The settlement, which must still be approved by U.S. District Court Judge Jesse M. Furman, will allow GM to put ignition switch-related legal proceedings behind it, resolving the final cases left outstanding over the issue.
The $120 million will be paid out to drivers and/or crash survivors as part of the settlement, while an additional $34.5 million will be paid to plaintiffs lawyers. According to Reuters, about $50 million will be paid from a trust that was set up in the wake of the automaker’s bankruptcy in 2009 and the remaining $70 million will come directly from GM’s coffers.

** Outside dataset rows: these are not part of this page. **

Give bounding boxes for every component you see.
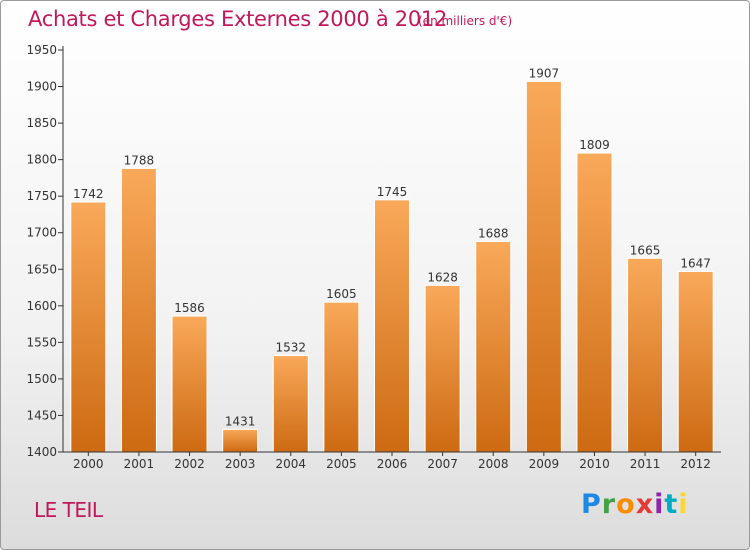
bar[interactable] — [525, 80, 562, 453]
y-tick-label: 1950 — [26, 43, 57, 57]
chart-unit: (en milliers d'€) — [418, 14, 513, 28]
bar[interactable] — [171, 315, 208, 453]
y-tick-label: 1400 — [26, 445, 57, 459]
logo-letter: r — [601, 489, 617, 520]
x-tick-label: 2004 — [275, 457, 306, 471]
chart-title: Achats et Charges Externes 2000 à 2012 — [28, 7, 448, 31]
x-tick-label: 2009 — [529, 457, 560, 471]
x-tick-label: 2001 — [124, 457, 155, 471]
bar-value-label: 1647 — [680, 256, 711, 270]
logo-letter: i — [654, 489, 665, 520]
bar[interactable] — [272, 355, 309, 453]
y-tick-label: 1850 — [26, 116, 57, 130]
x-tick-label: 2000 — [73, 457, 104, 471]
x-tick-label: 2003 — [225, 457, 256, 471]
bar-value-label: 1788 — [124, 153, 155, 167]
logo-letter: o — [616, 489, 636, 520]
x-tick-label: 2007 — [427, 457, 458, 471]
bar[interactable] — [576, 152, 613, 453]
x-tick-label: 2005 — [326, 457, 357, 471]
bar[interactable] — [120, 167, 157, 453]
bar-value-label: 1605 — [326, 287, 357, 301]
proxiti-logo[interactable]: Proxiti — [581, 489, 689, 520]
y-tick-label: 1500 — [26, 372, 57, 386]
x-tick-label: 2002 — [174, 457, 205, 471]
bar[interactable] — [475, 240, 512, 453]
bar[interactable] — [627, 257, 664, 453]
y-tick-label: 1900 — [26, 80, 57, 94]
x-tick-label: 2012 — [680, 457, 711, 471]
bar-value-label: 1907 — [529, 66, 560, 80]
bar[interactable] — [374, 199, 410, 453]
bar-value-label: 1742 — [73, 187, 104, 201]
bar[interactable] — [323, 301, 360, 453]
y-tick-label: 1650 — [26, 262, 57, 276]
x-tick-label: 2010 — [579, 457, 610, 471]
bar-value-label: 1628 — [427, 270, 458, 284]
x-tick-label: 2011 — [630, 457, 661, 471]
bar[interactable] — [677, 270, 714, 453]
logo-letter: x — [635, 489, 655, 520]
bar-value-label: 1532 — [275, 341, 306, 355]
y-tick-label: 1800 — [26, 153, 57, 167]
bar-value-label: 1431 — [225, 414, 256, 428]
location-label: LE TEIL — [34, 498, 103, 522]
y-tick-label: 1600 — [26, 299, 57, 313]
bar[interactable] — [70, 201, 107, 453]
y-tick-label: 1700 — [26, 226, 57, 240]
x-tick-label: 2006 — [377, 457, 408, 471]
y-tick-label: 1750 — [26, 189, 57, 203]
bar[interactable] — [424, 284, 461, 453]
bar-value-label: 1745 — [377, 185, 408, 199]
logo-letter: t — [664, 489, 679, 520]
logo-letter: i — [678, 489, 689, 520]
y-tick-label: 1450 — [26, 408, 57, 422]
bar-value-label: 1809 — [579, 138, 610, 152]
bar-value-label: 1688 — [478, 226, 509, 240]
bar[interactable] — [222, 428, 259, 453]
x-tick-label: 2008 — [478, 457, 509, 471]
y-tick-label: 1550 — [26, 335, 57, 349]
bar-value-label: 1665 — [630, 243, 661, 257]
logo-letter: P — [581, 489, 602, 520]
bar-value-label: 1586 — [174, 301, 205, 315]
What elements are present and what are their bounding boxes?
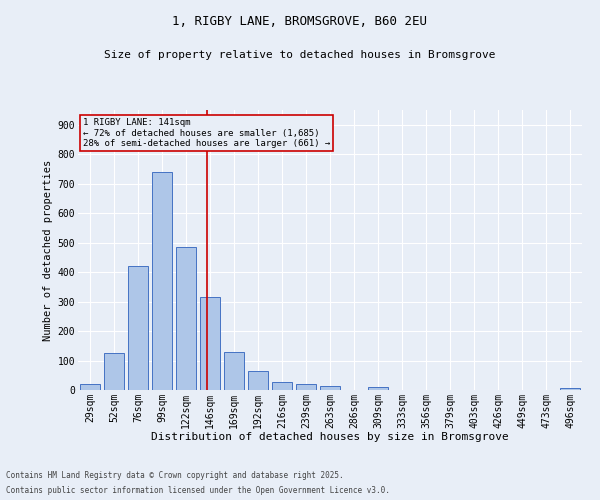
- Bar: [80, 384, 100, 390]
- Bar: [368, 387, 388, 390]
- Bar: [272, 382, 292, 390]
- Text: 1 RIGBY LANE: 141sqm
← 72% of detached houses are smaller (1,685)
28% of semi-de: 1 RIGBY LANE: 141sqm ← 72% of detached h…: [83, 118, 330, 148]
- Text: Contains HM Land Registry data © Crown copyright and database right 2025.: Contains HM Land Registry data © Crown c…: [6, 471, 344, 480]
- Text: Size of property relative to detached houses in Bromsgrove: Size of property relative to detached ho…: [104, 50, 496, 60]
- Bar: [152, 172, 172, 390]
- Bar: [128, 266, 148, 390]
- Bar: [176, 247, 196, 390]
- Bar: [200, 297, 220, 390]
- Text: 1, RIGBY LANE, BROMSGROVE, B60 2EU: 1, RIGBY LANE, BROMSGROVE, B60 2EU: [173, 15, 427, 28]
- Bar: [248, 371, 268, 390]
- Bar: [224, 352, 244, 390]
- Bar: [296, 384, 316, 390]
- Y-axis label: Number of detached properties: Number of detached properties: [43, 160, 53, 340]
- X-axis label: Distribution of detached houses by size in Bromsgrove: Distribution of detached houses by size …: [151, 432, 509, 442]
- Text: Contains public sector information licensed under the Open Government Licence v3: Contains public sector information licen…: [6, 486, 390, 495]
- Bar: [104, 353, 124, 390]
- Bar: [560, 388, 580, 390]
- Bar: [320, 386, 340, 390]
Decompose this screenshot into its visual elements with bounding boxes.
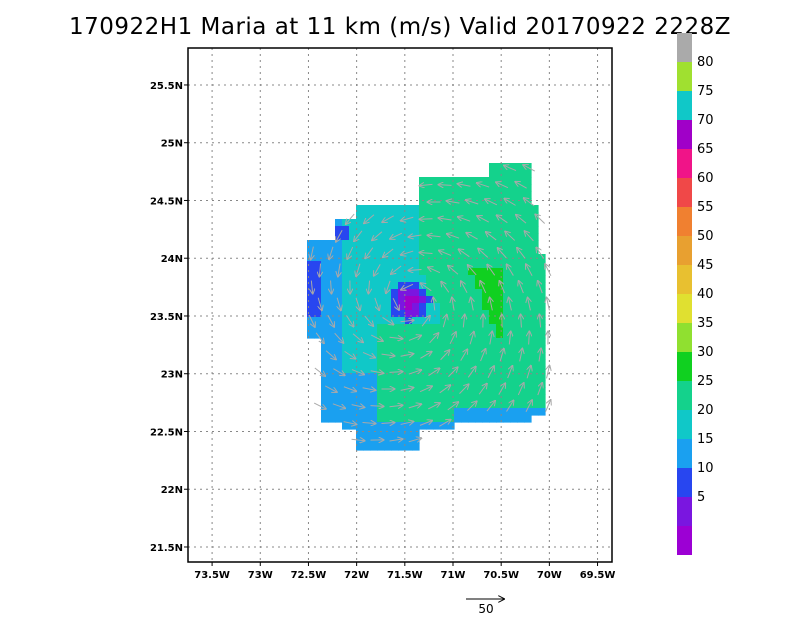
colorbar-label: 55 — [697, 200, 714, 215]
lon-tick-label: 71W — [441, 570, 466, 581]
colorbar-swatch — [677, 265, 692, 294]
colorbar-swatch — [677, 468, 692, 497]
colorbar-label: 80 — [697, 55, 714, 70]
lat-tick-label: 25N — [161, 139, 183, 150]
lat-tick-label: 23.5N — [150, 312, 183, 323]
lat-tick-label: 24.5N — [150, 196, 183, 207]
colorbar-label: 20 — [697, 403, 714, 418]
colorbar-label: 10 — [697, 461, 714, 476]
colorbar-label: 15 — [697, 432, 714, 447]
lon-tick-label: 73W — [248, 570, 273, 581]
colorbar-swatch — [677, 294, 692, 323]
colorbar-swatch — [677, 381, 692, 410]
colorbar-label: 50 — [697, 229, 714, 244]
colorbar-label: 40 — [697, 287, 714, 302]
colorbar-swatch — [677, 62, 692, 91]
colorbar: 5 10 15 20 25 30 35 40 45 50 55 60 65 70 75 80 — [677, 33, 714, 555]
plot-frame — [187, 47, 613, 563]
map-title: 170922H1 Maria at 11 km (m/s) Valid 2017… — [68, 14, 732, 40]
wind-vectors — [309, 165, 551, 442]
colorbar-label: 25 — [697, 374, 714, 389]
colorbar-swatch — [677, 207, 692, 236]
lon-tick-label: 72W — [344, 570, 369, 581]
lon-tick-label: 71.5W — [387, 570, 423, 581]
latitude-axis: 21.5N 22N 22.5N 23N 23.5N 24N 24.5N 25N 25.5N — [150, 81, 188, 554]
lon-tick-label: 72.5W — [291, 570, 327, 581]
colorbar-swatch — [677, 410, 692, 439]
lat-tick-label: 24N — [161, 254, 183, 265]
lat-tick-label: 21.5N — [150, 543, 183, 554]
colorbar-swatch — [677, 497, 692, 526]
colorbar-swatch — [677, 33, 692, 62]
colorbar-label: 35 — [697, 316, 714, 331]
colorbar-label: 65 — [697, 142, 714, 157]
colorbar-swatch — [677, 120, 692, 149]
lat-tick-label: 22N — [161, 485, 183, 496]
longitude-axis: 73.5W 73W 72.5W 72W 71.5W 71W 70.5W 70W 69.5W — [194, 562, 615, 581]
colorbar-label: 30 — [697, 345, 714, 360]
colorbar-swatch — [677, 526, 692, 555]
colorbar-label: 70 — [697, 113, 714, 128]
colorbar-label: 75 — [697, 84, 714, 99]
colorbar-swatch — [677, 236, 692, 265]
reference-vector: 50 — [466, 599, 504, 616]
lon-tick-label: 70.5W — [483, 570, 519, 581]
reference-vector-label: 50 — [478, 602, 493, 616]
lat-tick-label: 22.5N — [150, 427, 183, 438]
colorbar-label: 45 — [697, 258, 714, 273]
colorbar-swatch — [677, 178, 692, 207]
colorbar-swatch — [677, 91, 692, 120]
colorbar-label: 5 — [697, 490, 705, 505]
colorbar-label: 60 — [697, 171, 714, 186]
lon-tick-label: 69.5W — [580, 570, 616, 581]
lat-tick-label: 25.5N — [150, 81, 183, 92]
lat-tick-label: 23N — [161, 370, 183, 381]
colorbar-swatch — [677, 352, 692, 381]
colorbar-swatch — [677, 439, 692, 468]
colorbar-swatch — [677, 323, 692, 352]
lon-tick-label: 73.5W — [194, 570, 230, 581]
lon-tick-label: 70W — [537, 570, 562, 581]
colorbar-swatch — [677, 149, 692, 178]
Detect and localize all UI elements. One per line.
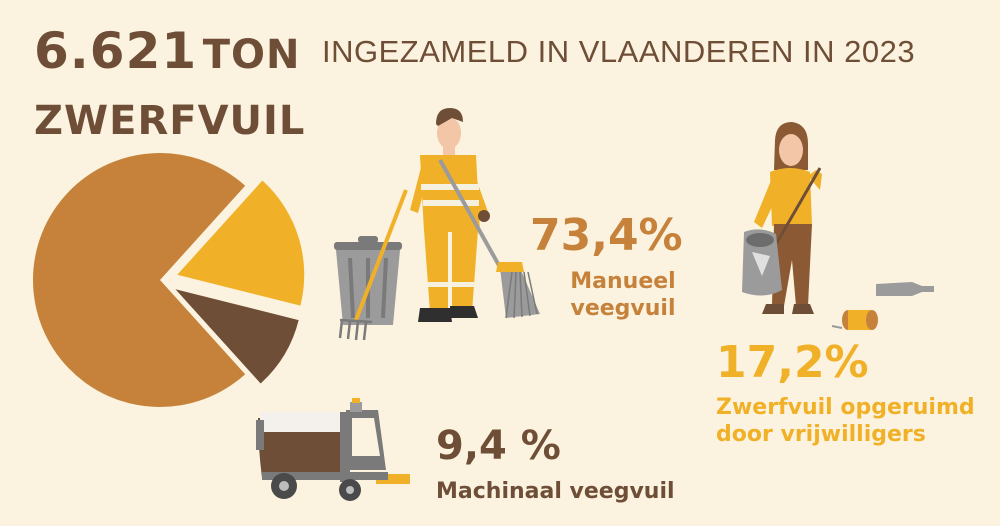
can-icon [831,310,878,330]
headline-unit: TON [202,32,301,78]
pie-chart [32,152,305,407]
volunteer-icon [742,122,822,314]
subtitle: INGEZAMELD IN VLAANDEREN IN 2023 [322,34,916,69]
rake-icon [338,189,408,341]
manual-label-line2: veegvuil [570,296,676,321]
volunteers-pct: 17,2% [716,337,869,388]
volunteers-label: Zwerfvuil opgeruimd door vrijwilligers [716,394,975,448]
machine-label: Machinaal veegvuil [436,479,675,504]
manual-label: Manueel veegvuil [563,268,683,322]
pie-slice-machine [175,289,299,384]
headline: 6.621 TON ZWERFVUIL [34,22,305,158]
headline-amount: 6.621 [34,22,198,80]
manual-pct: 73,4% [530,210,683,261]
manual-label-line1: Manueel [570,269,676,294]
sweeper-vehicle-icon [256,398,410,501]
street-sweeper-worker-icon [410,108,540,322]
pie-slice-volunteers [177,180,305,306]
pie-slice-manual [32,152,246,407]
headline-subject: ZWERFVUIL [34,98,306,144]
volunteers-label-line1: Zwerfvuil opgeruimd [716,395,975,420]
trash-bin-icon [334,236,402,325]
volunteers-label-line2: door vrijwilligers [716,422,926,447]
machine-pct: 9,4 % [436,423,561,469]
bottle-icon [876,282,934,296]
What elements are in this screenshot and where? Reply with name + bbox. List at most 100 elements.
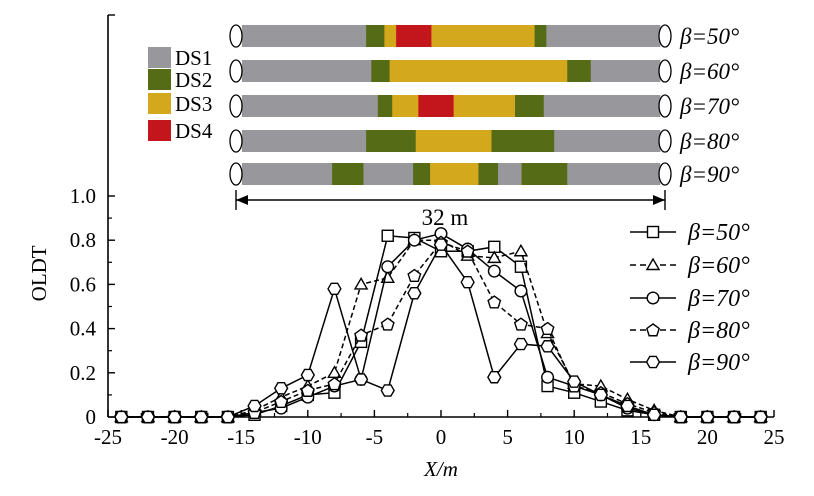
data-point: [380, 317, 395, 331]
legend-label: β=80°: [687, 318, 750, 344]
strip-segment-ds4: [418, 95, 455, 117]
y-tick-label: 0.6: [70, 272, 96, 296]
data-point: [274, 394, 289, 408]
series-line: [121, 232, 761, 418]
data-point: [114, 410, 129, 424]
legend-label: β=60°: [687, 253, 750, 279]
legend-label: β=50°: [687, 220, 750, 246]
series-line: [121, 239, 761, 418]
axes: -25 -20 -15 -10 -5 0 5 10 15 20 25 0 0.2 0.4 0.6 0.8 1.0…: [27, 14, 785, 481]
strip-end-cap-left: [229, 94, 243, 118]
strip-segment-ds1: [242, 95, 379, 117]
legend-marker: [646, 225, 660, 239]
x-tick-label: -20: [161, 425, 189, 449]
strip-end-cap-right: [658, 94, 672, 118]
data-point: [513, 317, 528, 331]
strip-segment-ds2: [567, 60, 592, 82]
data-point: [354, 328, 369, 342]
strip-end-cap-right: [658, 24, 672, 48]
x-axis-title: X/m: [423, 457, 458, 481]
strip-segment-ds1: [242, 25, 367, 47]
data-point: [620, 399, 635, 413]
series-2: [114, 232, 768, 423]
data-point: [673, 410, 688, 424]
damage-strip-row: β=60°: [229, 59, 739, 84]
x-tick-label: -10: [294, 425, 322, 449]
strip-segment-ds1: [546, 25, 661, 47]
x-tick-label: 15: [630, 425, 651, 449]
strip-segment-ds3: [430, 163, 479, 185]
data-point: [194, 410, 209, 424]
data-point: [327, 282, 342, 296]
x-tick-label: 0: [436, 425, 447, 449]
data-point: [407, 287, 422, 300]
data-point: [726, 410, 742, 424]
series-line: [121, 234, 761, 418]
data-point: [513, 243, 529, 257]
damage-strip-row: β=80°: [229, 129, 739, 154]
legend-marker: [645, 355, 661, 369]
strip-segment-ds1: [590, 60, 661, 82]
strip-segment-ds1: [242, 163, 333, 185]
data-point: [566, 375, 582, 388]
strip-segment-ds2: [366, 25, 385, 47]
strip-segment-ds2: [366, 130, 417, 152]
strip-end-cap-right: [658, 162, 672, 186]
damage-strip-row: β=90°: [229, 162, 739, 187]
data-point: [433, 238, 449, 251]
ds-legend-label: DS4: [175, 119, 213, 143]
strip-segment-ds2: [332, 163, 364, 185]
data-point: [407, 233, 421, 247]
y-tick-label: 0.4: [70, 317, 97, 341]
data-point: [460, 275, 475, 289]
strip-segment-ds1: [543, 95, 661, 117]
series-5: [114, 238, 768, 424]
y-axis-title: OLDT: [27, 245, 51, 301]
damage-strip-row: β=50°: [229, 24, 739, 49]
data-point: [353, 276, 369, 290]
strip-segment-ds2: [521, 163, 568, 185]
legend-marker: [645, 257, 661, 271]
strip-segment-ds2: [377, 95, 393, 117]
strip-segment-ds2: [534, 25, 547, 47]
strip-segment-ds4: [396, 25, 432, 47]
data-point: [487, 295, 502, 309]
data-point: [407, 268, 422, 283]
strip-row-label: β=90°: [679, 162, 739, 187]
ds-legend-label: DS3: [175, 92, 212, 116]
data-point: [753, 410, 768, 424]
strip-end-cap-left: [229, 162, 243, 186]
x-tick-label: 25: [764, 425, 785, 449]
strip-row-label: β=70°: [679, 94, 739, 119]
series-lines: [114, 227, 768, 424]
data-point: [300, 368, 316, 382]
ds-legend-swatch: [148, 47, 171, 68]
damage-strip-row: β=70°: [229, 94, 739, 119]
legend-label: β=90°: [687, 350, 750, 376]
ds-legend-label: DS1: [175, 46, 212, 70]
y-tick-label: 0.8: [70, 228, 96, 252]
dimension-label: 32 m: [422, 205, 469, 230]
data-point: [514, 284, 528, 298]
data-point: [353, 373, 369, 386]
data-point: [700, 410, 715, 424]
data-point: [327, 376, 342, 391]
strip-segment-ds2: [413, 163, 431, 185]
strip-segment-ds1: [498, 163, 522, 185]
strip-segment-ds2: [515, 95, 545, 117]
strip-segment-ds3: [415, 130, 492, 152]
strip-segment-ds2: [491, 130, 555, 152]
data-point: [540, 340, 555, 353]
data-point: [513, 337, 529, 351]
data-point: [300, 383, 315, 397]
ds-legend-label: DS2: [175, 68, 212, 92]
data-point: [460, 244, 475, 258]
y-tick-label: 0: [86, 405, 97, 429]
y-tick-label: 0.2: [70, 361, 96, 385]
ds-legend-swatch: [148, 120, 171, 141]
x-tick-label: 20: [697, 425, 718, 449]
legend-marker: [646, 291, 660, 305]
strip-segment-ds3: [389, 60, 568, 82]
strip-row-label: β=60°: [679, 59, 739, 84]
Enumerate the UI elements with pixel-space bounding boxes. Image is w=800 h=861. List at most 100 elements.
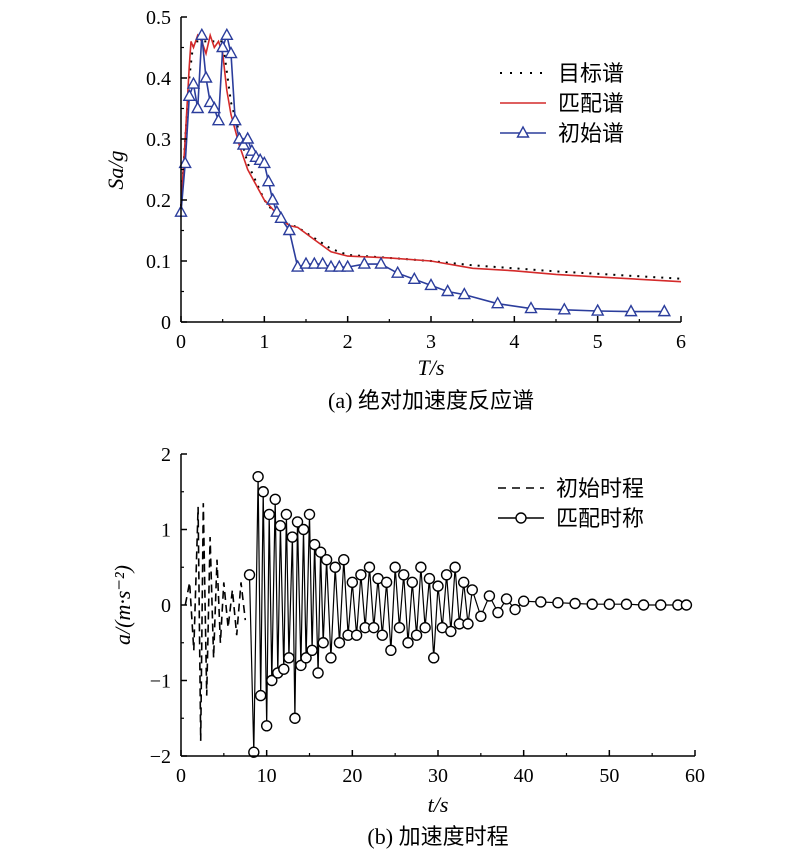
series-point-triangle [332, 259, 347, 272]
series-point-circle [603, 598, 616, 610]
x-tick-label: 20 [342, 765, 362, 787]
x-tick-label: 6 [676, 331, 686, 353]
series-point-circle [269, 493, 281, 505]
series-point-triangle [257, 155, 272, 169]
panel-b-caption: (b) 加速度时程 [367, 824, 508, 849]
series-point-circle [308, 538, 321, 551]
y-tick-label: 0 [161, 312, 171, 334]
series-point-circle [509, 603, 521, 616]
series-point-circle [329, 561, 341, 573]
series-point-circle [314, 546, 327, 558]
panel-b-ticks: 0 10 20 30 40 50 60 −2 −1 0 1 2 [150, 444, 705, 787]
x-tick-label: 50 [599, 765, 619, 787]
panel-b-ylabel-text: a/(m·s⁻²) [110, 565, 135, 645]
y-tick-label: 0.1 [146, 251, 171, 273]
series-line-1 [180, 40, 682, 280]
series-point-triangle [315, 256, 330, 269]
series-point-circle [458, 576, 470, 589]
series-point-circle [569, 597, 581, 610]
series-point-triangle [178, 155, 192, 169]
series-point-triangle [240, 131, 255, 144]
series-point-circle [243, 569, 256, 581]
series-point-circle [278, 663, 290, 675]
series-point-circle [252, 470, 264, 483]
series-point-circle [398, 569, 410, 581]
series-point-circle [291, 516, 304, 528]
series-point-circle [428, 652, 440, 664]
series-point-triangle [424, 277, 438, 291]
series-point-triangle [265, 192, 280, 205]
series-point-circle [535, 596, 547, 608]
series-point-circle [257, 486, 269, 498]
series-point-circle [303, 508, 316, 521]
panel-a-ticks: 0 1 2 3 4 5 6 0 0.1 0.2 0.3 0.4 0.5 [146, 7, 686, 353]
series-point-circle [475, 610, 487, 623]
panel-a-series-layer [174, 27, 682, 317]
series-point-circle [346, 576, 359, 589]
series-point-circle [415, 561, 427, 573]
series-point-triangle [195, 27, 209, 40]
series-point-triangle [390, 265, 405, 278]
y-tick-label: −2 [150, 746, 171, 768]
series-point-triangle [557, 302, 572, 315]
series-point-circle [462, 618, 474, 630]
x-tick-label: 5 [593, 331, 603, 353]
series-point-circle [655, 599, 667, 611]
legend-label-1: 初始时程 [556, 476, 644, 501]
series-point-triangle [624, 304, 638, 317]
series-point-circle [355, 569, 367, 581]
series-point-circle [419, 621, 431, 634]
series-point-triangle [657, 304, 672, 317]
series-point-triangle [220, 27, 234, 40]
series-point-circle [449, 561, 461, 573]
series-point-triangle [199, 70, 213, 83]
series-point-circle [325, 652, 337, 664]
series-point-circle [248, 746, 260, 758]
series-point-circle [393, 621, 406, 634]
series-point-circle [317, 637, 329, 649]
series-point-circle [289, 712, 301, 724]
series-point-triangle [374, 256, 388, 269]
series-point-circle [466, 584, 478, 596]
x-tick-label: 1 [259, 331, 269, 353]
series-point-circle [274, 520, 287, 532]
panel-a-ylabel-text: Sa/g [103, 150, 128, 189]
series-point-triangle [590, 303, 605, 316]
series-line-1 [184, 503, 247, 741]
series-point-circle [620, 598, 633, 610]
series-point-triangle [299, 256, 313, 269]
series-point-triangle [490, 296, 505, 309]
series-point-triangle [211, 113, 226, 126]
series-point-circle [552, 597, 564, 609]
series-point-circle [385, 644, 397, 656]
series-point-triangle [440, 284, 455, 297]
series-point-circle [350, 629, 363, 641]
series-point-circle [333, 637, 346, 649]
panel-b-time-history: 0 10 20 30 40 50 60 −2 −1 0 1 2 a/(m·s⁻²) t/s (b) 加… [110, 444, 705, 849]
series-point-circle [286, 531, 299, 543]
series-point-circle [260, 720, 273, 732]
series-point-circle [254, 689, 267, 702]
series-point-triangle [236, 137, 251, 150]
legend-label-3: 初始谱 [558, 121, 624, 146]
y-tick-label: 2 [161, 444, 171, 466]
legend-label-2: 匹配谱 [558, 91, 624, 116]
series-point-circle [266, 674, 278, 687]
y-tick-label: −1 [150, 671, 171, 693]
series-point-circle [402, 637, 414, 649]
series-point-circle [406, 576, 418, 589]
series-point-triangle [340, 259, 355, 272]
x-tick-label: 0 [176, 331, 186, 353]
series-point-triangle [224, 46, 238, 59]
series-point-circle [423, 572, 436, 585]
series-point-circle [410, 629, 423, 641]
series-point-circle [586, 598, 598, 610]
panel-a-xlabel: T/s [418, 355, 445, 380]
series-point-circle [363, 561, 376, 573]
series-point-circle [283, 652, 295, 664]
series-point-circle [312, 667, 324, 679]
series-point-circle [380, 576, 393, 589]
y-tick-label: 0.5 [146, 7, 171, 29]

“GM believes the settlement is fair, reasonable and adequate,” the automaker said in a statement. “GM took the lessons it learned from the ignition switch recalls and has transformed its culture to focus on customer safety.”
The courts had previously ruled that GM would not be held liable for any ignition switch cases involving vehicles built before 2009, but that ruling was later overturned, leading to the approval of these pre-bankruptcy claims.
Judge Furman has overseen more than 3,000 personal injury or death claims related to the GM ignition switch scandal since 2014. Some claims were settled and resolved in court, while others were dismissed.
GM has recalled more than 2.6 million vehicles over the ignition switch scandal. Affected vehicles were manufactured with an ignition switch that could be easily knocked into the ‘off’ position by the driver’s knee or leg. If this happens, the vehicle would turn off completely while still in motion, disabling the controls and safety features like the airbags. The automaker covered up the defect for 13 years, even going so far as to redesign it without changing the part number so as to not raise suspicion.
Vehicles affected by the ignition switch recall include the 2005-2010 Chevrolet Cobalt, 2007-2010 Pontiac G5 and 2003-2007 Saturn Ion, among more.